ひとしきり喋ったのちポケットからペンダントを取り出す。金色の鎖と、その先には小振だが細い装飾のされたロケットがついている。持ってみると思っているよりも軽く表面の金はメッキかなにか、少なからず値段のするものではなさそうである。ロケットを開けると中には5歳くらいの子供、子供を抱きしめる女性、そしてその後ろに歯を見せ笑う男の姿があった。


「その写真の子供、その子が今回の被害者だ。ブレスレットはその女性のものなんだろうね。順当に行けば男は父親で間違いないだろう。」アームトイは続ける。
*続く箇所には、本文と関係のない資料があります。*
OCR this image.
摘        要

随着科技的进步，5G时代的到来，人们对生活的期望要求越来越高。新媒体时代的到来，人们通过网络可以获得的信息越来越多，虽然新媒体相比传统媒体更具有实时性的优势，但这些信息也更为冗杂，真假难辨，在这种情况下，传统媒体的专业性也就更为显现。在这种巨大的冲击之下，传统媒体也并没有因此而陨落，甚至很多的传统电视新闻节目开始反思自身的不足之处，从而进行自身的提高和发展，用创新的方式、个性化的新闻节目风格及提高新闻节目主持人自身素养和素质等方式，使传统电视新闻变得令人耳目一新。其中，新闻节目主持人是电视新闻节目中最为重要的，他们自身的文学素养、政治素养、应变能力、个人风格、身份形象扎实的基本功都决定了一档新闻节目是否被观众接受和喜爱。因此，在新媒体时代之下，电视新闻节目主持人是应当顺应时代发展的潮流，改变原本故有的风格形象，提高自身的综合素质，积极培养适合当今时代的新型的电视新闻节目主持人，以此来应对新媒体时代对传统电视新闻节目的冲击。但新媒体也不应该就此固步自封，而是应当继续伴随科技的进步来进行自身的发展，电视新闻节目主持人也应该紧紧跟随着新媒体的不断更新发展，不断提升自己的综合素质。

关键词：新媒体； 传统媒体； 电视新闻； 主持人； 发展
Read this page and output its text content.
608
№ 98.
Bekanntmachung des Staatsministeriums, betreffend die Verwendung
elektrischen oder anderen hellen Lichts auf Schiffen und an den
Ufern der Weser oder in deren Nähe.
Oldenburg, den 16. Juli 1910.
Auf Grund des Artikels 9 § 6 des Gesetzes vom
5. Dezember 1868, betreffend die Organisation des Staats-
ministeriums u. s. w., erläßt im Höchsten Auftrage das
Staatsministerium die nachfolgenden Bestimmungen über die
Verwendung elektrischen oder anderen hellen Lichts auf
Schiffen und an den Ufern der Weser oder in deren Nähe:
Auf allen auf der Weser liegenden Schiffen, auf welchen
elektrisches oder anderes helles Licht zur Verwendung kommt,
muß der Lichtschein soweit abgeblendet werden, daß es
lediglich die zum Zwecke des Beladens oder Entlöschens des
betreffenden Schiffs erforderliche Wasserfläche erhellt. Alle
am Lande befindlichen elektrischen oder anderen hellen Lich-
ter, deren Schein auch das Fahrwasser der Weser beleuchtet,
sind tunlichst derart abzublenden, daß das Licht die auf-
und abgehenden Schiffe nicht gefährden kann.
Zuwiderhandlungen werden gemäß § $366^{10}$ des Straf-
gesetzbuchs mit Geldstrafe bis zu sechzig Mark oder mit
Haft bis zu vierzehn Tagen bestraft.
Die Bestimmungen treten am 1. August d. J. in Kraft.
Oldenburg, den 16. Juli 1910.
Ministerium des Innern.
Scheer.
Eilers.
「ここで問題なのが何故両親が尋ねて来ないのか。忙しい、その可能性もあるかもしれないが、わざわざブレスレットを託すだろうか?他にも写真、最近撮ったものもあるかもしれない。なのに何故か。写真が無いのは撮る事が出来ないから、そう考える。老人一人の稼ぎでは難しいだろう。故に古い写真を持ってきた。では何故子供は老人のもとに?これは両親のうちどちらか、もしくは両方と死別した。と、考えてみれば、納得できないかね?。」 


両親との死別と言う言葉に動揺しながらも私は言葉を捻り出し、名探偵にぶつける。 


「ですが、警察は…。」


「警察も事情を知っているのさ。知っているからこそ手を出さないんだろうね。そこまで考えれば両親、または親戚の誰かが子供を取り戻しにきた。まぁ、これでおおよそ合っているだろうさ。あとは君に現地へ行ってもらい、子供を連れ戻す。これで一件落着、どうかね?」


「サー、貴方は行かれないのですか?」


「私も年だからね、かなりの長旅になりそうだし、馬は苦手でね?」


納得した訳ではない、しかしこれといった反論も見つからず事件を担当することを了承せざるを得なかった。だが幸い解けていない謎が残っている。聞けばハロルド氏の住む町はここよりサンフランシスコに近いらしい。サンフランシスコも大きな街だ探偵や相談すれば警察も動いてくれるかもしれない、それでも彼はここを訪れた。確かにアームトイはずば抜けた探偵だ。しかしそれだけで来るものなのか。さらに事件も推理通りではないかもしれない。どうであれ確認することは必要だろう。しかもアームトイの力になれる。それだけで私にとっては十分であった。


「あぁ、そうだ。」不意にアームトイが口を開く。


「不安なら大佐にも声をかけるといい。あと、この間渡した刀、青龍刀だったかな、君の故郷のものだろう?あれを持っていくといい。」ジョークなのだろうか、軽口を叩くアームトイの言葉に勇気付けられ私は少しばかり気が軽くなった。紅茶を飲み干し、言葉を返す。